Because we have not applied the shells to living organisms, my answer is mostly speculative. There are multiple approaches we consider. One is the activation of the immune system by the nanoshells. We can also mount different molecules on the inside and outside of the shells. For example, we could modify the shells with molecules that trigger the activation of immune cells that subsequently neutralize the shells together with the virus. It might also already be sufficient to trap viral particles inside the shells to reduce the viral load even if the virus particles eventually escape the shells. The trapping could delay proliferation of viruses and could give the immune system time to establish an immune response against the viral pathogen before a large quantity of new viruses is produced.

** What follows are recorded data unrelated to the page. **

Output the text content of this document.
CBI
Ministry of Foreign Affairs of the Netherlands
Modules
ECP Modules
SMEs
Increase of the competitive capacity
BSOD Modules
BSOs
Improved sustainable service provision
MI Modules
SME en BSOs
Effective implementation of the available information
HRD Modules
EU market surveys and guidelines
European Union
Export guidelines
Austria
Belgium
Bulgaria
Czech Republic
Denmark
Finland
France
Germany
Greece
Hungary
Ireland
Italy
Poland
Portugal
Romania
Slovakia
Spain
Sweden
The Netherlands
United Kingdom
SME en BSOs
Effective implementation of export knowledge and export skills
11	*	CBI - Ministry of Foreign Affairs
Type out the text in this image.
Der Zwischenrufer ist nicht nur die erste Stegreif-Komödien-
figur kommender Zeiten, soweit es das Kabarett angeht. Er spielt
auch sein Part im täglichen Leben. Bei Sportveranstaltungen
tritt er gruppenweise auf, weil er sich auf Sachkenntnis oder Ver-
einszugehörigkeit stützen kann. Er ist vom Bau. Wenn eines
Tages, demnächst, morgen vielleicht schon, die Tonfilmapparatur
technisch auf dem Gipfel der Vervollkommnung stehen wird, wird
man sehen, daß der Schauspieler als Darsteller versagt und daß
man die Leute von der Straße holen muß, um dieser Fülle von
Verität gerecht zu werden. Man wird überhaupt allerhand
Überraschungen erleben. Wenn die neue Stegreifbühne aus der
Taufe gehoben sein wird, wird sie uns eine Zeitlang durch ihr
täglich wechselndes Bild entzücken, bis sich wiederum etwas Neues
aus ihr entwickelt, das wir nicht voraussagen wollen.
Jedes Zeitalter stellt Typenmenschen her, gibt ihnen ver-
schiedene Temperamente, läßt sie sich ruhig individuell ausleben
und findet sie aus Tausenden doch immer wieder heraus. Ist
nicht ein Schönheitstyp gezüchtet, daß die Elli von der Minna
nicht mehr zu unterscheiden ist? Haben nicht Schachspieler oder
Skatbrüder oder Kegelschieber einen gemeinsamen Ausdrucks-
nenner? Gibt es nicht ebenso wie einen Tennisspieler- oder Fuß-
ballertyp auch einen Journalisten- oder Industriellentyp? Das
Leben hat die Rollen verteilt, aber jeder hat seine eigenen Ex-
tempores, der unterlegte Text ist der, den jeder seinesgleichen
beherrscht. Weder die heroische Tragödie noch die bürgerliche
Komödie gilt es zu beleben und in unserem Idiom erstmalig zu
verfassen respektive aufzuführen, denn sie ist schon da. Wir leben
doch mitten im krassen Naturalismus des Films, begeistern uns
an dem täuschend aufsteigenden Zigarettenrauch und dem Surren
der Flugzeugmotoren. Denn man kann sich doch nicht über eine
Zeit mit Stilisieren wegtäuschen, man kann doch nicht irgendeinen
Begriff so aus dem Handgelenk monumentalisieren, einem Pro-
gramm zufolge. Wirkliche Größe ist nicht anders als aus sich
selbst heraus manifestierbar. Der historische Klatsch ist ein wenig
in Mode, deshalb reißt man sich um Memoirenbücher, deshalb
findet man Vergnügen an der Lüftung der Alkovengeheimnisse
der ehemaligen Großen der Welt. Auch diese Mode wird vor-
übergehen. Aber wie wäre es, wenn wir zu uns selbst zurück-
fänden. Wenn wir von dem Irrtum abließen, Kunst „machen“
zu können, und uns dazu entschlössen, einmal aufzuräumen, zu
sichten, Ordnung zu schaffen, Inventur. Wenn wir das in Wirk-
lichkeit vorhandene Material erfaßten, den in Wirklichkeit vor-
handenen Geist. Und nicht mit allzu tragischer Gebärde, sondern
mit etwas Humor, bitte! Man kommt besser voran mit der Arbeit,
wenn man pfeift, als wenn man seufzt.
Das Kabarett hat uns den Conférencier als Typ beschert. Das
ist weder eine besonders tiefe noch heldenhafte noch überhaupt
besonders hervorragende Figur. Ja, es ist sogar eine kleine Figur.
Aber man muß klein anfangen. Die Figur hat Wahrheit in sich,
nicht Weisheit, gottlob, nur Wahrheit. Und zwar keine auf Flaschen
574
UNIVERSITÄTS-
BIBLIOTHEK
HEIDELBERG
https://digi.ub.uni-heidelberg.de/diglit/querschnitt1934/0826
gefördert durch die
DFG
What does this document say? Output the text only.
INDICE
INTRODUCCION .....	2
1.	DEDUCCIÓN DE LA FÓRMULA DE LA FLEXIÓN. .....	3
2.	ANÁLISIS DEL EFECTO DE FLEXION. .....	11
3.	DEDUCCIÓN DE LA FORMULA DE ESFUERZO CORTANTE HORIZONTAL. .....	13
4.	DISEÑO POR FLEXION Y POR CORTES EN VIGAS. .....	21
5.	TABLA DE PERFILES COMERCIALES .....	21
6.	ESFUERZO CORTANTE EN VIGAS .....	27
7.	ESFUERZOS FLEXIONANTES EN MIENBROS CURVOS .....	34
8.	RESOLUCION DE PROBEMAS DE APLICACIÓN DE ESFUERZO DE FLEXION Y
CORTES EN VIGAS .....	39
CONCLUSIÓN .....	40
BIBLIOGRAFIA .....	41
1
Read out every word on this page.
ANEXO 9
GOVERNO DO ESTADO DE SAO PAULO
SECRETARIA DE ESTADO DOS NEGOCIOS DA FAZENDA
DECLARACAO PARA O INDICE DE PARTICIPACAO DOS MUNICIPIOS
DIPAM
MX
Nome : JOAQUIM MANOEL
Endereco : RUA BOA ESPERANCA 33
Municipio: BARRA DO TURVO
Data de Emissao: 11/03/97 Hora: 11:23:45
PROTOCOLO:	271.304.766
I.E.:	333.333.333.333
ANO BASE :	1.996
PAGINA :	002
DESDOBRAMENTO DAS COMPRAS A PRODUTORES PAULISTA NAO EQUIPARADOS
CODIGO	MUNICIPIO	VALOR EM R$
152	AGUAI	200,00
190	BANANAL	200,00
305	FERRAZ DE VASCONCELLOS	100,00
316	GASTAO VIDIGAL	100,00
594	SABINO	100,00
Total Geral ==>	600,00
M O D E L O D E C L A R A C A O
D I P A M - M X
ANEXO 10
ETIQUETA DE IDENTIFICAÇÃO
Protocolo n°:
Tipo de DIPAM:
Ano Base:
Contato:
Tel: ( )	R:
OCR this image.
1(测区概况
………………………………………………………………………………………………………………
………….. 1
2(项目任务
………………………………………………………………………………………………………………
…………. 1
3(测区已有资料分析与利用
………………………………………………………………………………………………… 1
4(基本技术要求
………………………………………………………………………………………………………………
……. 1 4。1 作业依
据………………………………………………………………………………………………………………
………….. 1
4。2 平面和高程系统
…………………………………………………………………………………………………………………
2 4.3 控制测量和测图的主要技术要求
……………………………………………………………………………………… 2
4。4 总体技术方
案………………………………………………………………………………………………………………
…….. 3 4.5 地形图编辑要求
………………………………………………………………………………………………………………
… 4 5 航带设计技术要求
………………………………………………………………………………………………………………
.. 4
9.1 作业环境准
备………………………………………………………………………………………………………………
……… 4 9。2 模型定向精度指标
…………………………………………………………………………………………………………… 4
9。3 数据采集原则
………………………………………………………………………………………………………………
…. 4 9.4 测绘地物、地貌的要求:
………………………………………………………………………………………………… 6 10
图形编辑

MC: Are there any other potential applications of the nanotraps, outside of encapsulating viruses?

Besides trapping viruses, we are currently investigating a couple of other potential applications of the shells, including the use as antigen carriers for vaccination or drug delivery vehicles:

i) Our nanoshells have similar sizes and the same symmetry as many viruses. By mounting antigens on the outside of the shells, they could be applied as virus mimics for vaccination. 

ii) The shells feature large cavities and hence could serve as carriers for molecules of various sizes. They could, for example, be deployed for the delivery of genes for gene therapy or other large drug molecules.

MC: In your opinion, is this approach the future of dealing with infectious diseases?

Our shell platform provides a novel generic antiviral platform. By small design changes, we can quickly adjust the shells to target different viruses, including new emerging viruses or virus strains. Consequently, the shells could provide a promising antiviral approach for existing viruses without an effective cure and future viral outbreaks.

MC: Are there any limitations to the work that you wish to highlight?

We have not yet tested our nanoshells in living organisms. There might be adverse reactions. Testing the virus-neutralization of the nanoshells in mice is therefore the next crucial step.

MC: What are your next steps in this research space?

In our work, we tested and proved the virus-neutralizing capacity of our shells in cell culture. In the next step, we will test our shells in living organisms, in particular mice. Additionally, we intend to test our shells for more different viruses, including viruses that cause severe illnesses in humans and lack an effective antiviral drug.

Christian Sigl was speaking to Molly Campbell, Science Writer for Technology Networks.